Columbia Business School adjunct professor on Bankman-Fried sentencing: 'If anything, it should have been a longer sentence'

Austin Campbell, an adjunct professor at Columbia Business School and former chief risk officer at Paxos, has described the 25-year prison sentence handed to FTX Founder and former CEO Sam Bankman-Fried as "a fair and just outcome." Campbell's remarks were made in a post dated March 28 on X.

"A fair and just outcome," said Campbell, according to X. "If anything, it should have been a longer sentence. FTX was a massive breach of trust and predicated on deliberate lies and misconduct. Sam was a massive fraudster who showed no remorse and destroyed lives."

According to a press release from the Department of Justice (DOJ), Bankman-Fried, aged 32, was sentenced on March 28 to not only 25 years in prison but also three years of supervised release. He was additionally ordered to pay $11 billion in forfeiture. The DOJ detailed that Bankman-Fried had defrauded FTX investors of more than $1.7 billion and Alameda Research investors - the trading firm he also founded - of over $1.3 billion. Found guilty of seven criminal charges, including wire fraud, conspiracy to commit securities fraud, and conspiracy to commit money laundering, Bankman-Fried faced severe repercussions for his actions. Attorney General Merrick Garland stated: "There are serious consequences for defrauding customers and investors."

The DOJ press release further revealed that between 2019 and 2022, Bankman-Fried orchestrated a "scheme" that involved "misappropriating billions of dollars of those customers’ funds." The funds were used for various purposes including political contributions, investments, personal use, real estate purposes and repayment of Alameda Research's loans. Bankman-Fried also repeatedly misled customers, investors, and the public about the safety of FTX deposits. FBI Director Christopher Wray added: "The FBI will aggressively investigate individuals like Samuel Bankman-Fried who engage in fraudulent schemes at the expense of the American public and our financial systems."

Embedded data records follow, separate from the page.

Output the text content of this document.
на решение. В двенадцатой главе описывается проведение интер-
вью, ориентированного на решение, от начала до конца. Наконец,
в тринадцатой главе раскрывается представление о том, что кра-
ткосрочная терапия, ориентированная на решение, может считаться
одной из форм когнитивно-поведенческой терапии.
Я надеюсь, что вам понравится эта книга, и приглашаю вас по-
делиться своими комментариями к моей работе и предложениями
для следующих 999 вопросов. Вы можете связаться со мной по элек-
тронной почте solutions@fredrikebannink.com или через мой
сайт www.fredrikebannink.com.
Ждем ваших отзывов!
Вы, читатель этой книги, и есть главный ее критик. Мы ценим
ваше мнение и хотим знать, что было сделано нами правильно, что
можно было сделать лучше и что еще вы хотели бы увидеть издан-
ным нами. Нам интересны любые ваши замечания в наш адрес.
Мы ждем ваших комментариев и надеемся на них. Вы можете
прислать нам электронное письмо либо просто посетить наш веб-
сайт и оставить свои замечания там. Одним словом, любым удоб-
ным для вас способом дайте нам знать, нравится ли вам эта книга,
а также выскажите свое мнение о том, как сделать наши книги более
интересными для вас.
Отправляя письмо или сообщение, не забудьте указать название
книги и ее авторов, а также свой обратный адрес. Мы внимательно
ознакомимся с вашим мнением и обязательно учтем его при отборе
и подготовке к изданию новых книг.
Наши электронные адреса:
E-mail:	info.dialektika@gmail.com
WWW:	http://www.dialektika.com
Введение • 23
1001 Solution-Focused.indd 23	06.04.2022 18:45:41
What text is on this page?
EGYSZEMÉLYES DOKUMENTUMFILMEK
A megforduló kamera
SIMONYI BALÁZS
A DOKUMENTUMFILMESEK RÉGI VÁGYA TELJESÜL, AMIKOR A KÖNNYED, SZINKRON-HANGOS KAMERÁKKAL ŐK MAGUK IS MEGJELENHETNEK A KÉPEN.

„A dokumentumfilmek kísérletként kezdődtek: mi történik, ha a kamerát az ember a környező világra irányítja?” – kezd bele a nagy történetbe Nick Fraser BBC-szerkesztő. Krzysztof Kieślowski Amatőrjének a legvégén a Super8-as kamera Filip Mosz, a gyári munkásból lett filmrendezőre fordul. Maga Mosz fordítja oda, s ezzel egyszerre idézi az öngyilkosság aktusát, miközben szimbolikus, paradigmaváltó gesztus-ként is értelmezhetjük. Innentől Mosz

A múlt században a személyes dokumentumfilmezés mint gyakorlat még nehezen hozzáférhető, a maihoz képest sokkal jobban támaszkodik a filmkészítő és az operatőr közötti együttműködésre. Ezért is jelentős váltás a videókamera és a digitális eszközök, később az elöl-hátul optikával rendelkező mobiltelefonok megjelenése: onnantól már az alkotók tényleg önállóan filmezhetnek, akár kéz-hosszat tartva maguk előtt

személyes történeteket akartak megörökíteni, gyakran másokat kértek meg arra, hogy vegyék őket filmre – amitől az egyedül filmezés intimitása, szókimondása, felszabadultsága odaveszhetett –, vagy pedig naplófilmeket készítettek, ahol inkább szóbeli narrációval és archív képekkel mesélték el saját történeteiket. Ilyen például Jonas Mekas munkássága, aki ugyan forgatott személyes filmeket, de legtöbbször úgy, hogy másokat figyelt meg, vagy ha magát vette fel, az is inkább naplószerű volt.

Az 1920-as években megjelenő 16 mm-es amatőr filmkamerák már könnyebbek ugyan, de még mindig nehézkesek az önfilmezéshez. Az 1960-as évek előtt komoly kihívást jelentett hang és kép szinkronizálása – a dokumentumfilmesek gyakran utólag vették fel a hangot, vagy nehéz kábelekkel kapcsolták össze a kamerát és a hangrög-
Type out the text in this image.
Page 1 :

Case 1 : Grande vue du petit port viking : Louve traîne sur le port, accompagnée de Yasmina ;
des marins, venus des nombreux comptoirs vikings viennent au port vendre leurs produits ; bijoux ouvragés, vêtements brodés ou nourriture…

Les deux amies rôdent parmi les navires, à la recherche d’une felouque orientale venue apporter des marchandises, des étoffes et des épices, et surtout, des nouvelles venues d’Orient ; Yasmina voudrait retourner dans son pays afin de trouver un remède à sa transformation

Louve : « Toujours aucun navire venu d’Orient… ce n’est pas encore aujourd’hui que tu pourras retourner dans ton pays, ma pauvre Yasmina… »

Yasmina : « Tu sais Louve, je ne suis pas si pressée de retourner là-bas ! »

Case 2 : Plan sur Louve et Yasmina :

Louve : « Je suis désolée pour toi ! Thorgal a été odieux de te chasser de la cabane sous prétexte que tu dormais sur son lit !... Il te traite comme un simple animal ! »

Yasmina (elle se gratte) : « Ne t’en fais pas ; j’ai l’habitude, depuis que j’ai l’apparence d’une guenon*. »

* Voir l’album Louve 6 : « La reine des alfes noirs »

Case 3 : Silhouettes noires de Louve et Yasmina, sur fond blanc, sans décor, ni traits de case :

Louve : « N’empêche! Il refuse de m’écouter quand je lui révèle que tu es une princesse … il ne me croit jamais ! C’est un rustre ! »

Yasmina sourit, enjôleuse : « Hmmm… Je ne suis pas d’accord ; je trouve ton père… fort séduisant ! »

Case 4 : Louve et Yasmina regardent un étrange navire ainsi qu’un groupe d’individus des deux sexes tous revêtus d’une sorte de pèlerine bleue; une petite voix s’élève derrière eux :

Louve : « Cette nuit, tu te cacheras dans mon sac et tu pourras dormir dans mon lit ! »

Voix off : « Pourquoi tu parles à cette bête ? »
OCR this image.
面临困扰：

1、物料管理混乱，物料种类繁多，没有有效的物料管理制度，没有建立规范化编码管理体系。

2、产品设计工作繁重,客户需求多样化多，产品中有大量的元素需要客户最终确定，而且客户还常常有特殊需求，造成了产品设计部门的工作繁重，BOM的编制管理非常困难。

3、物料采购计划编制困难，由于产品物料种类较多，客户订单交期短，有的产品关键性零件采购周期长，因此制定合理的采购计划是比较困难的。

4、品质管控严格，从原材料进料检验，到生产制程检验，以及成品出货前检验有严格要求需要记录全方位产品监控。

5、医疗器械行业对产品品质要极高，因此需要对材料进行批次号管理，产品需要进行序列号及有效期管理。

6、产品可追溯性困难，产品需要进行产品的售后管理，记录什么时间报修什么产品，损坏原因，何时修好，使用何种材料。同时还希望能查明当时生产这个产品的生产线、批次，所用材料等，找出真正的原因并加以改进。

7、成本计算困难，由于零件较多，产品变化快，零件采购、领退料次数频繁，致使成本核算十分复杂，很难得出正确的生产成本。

U.S. Attorney Damian Williams for the Southern District of New York shared a statement via the DOJ outlining the severity of Bankman-Fried's actions: "Samuel Bankman-Fried orchestrated one of the largest financial frauds in history, stealing over $8 billion of his customers’ money. His deliberate and ongoing lies demonstrated a brazen disregard for customers’ expectations and disrespect for the rule of law, all so that he could secretly use his customers’ money to expand his own power and influence. The scale of his crimes is measured not just by the amount of money that was stolen, but by the extraordinary harm caused to victims, who in some cases had their life savings wiped out overnight."

Campbell's LinkedIn profile reveals that he is the founder and managing partner of Zero Knowledge Consulting. He currently serves as an adjunct professor at Columbia Business School where he teaches blockchain markets infrastructure. His previous roles include chief risk officer and head of portfolio management at Paxos, as well as head of stable value products at Global Rates Trading.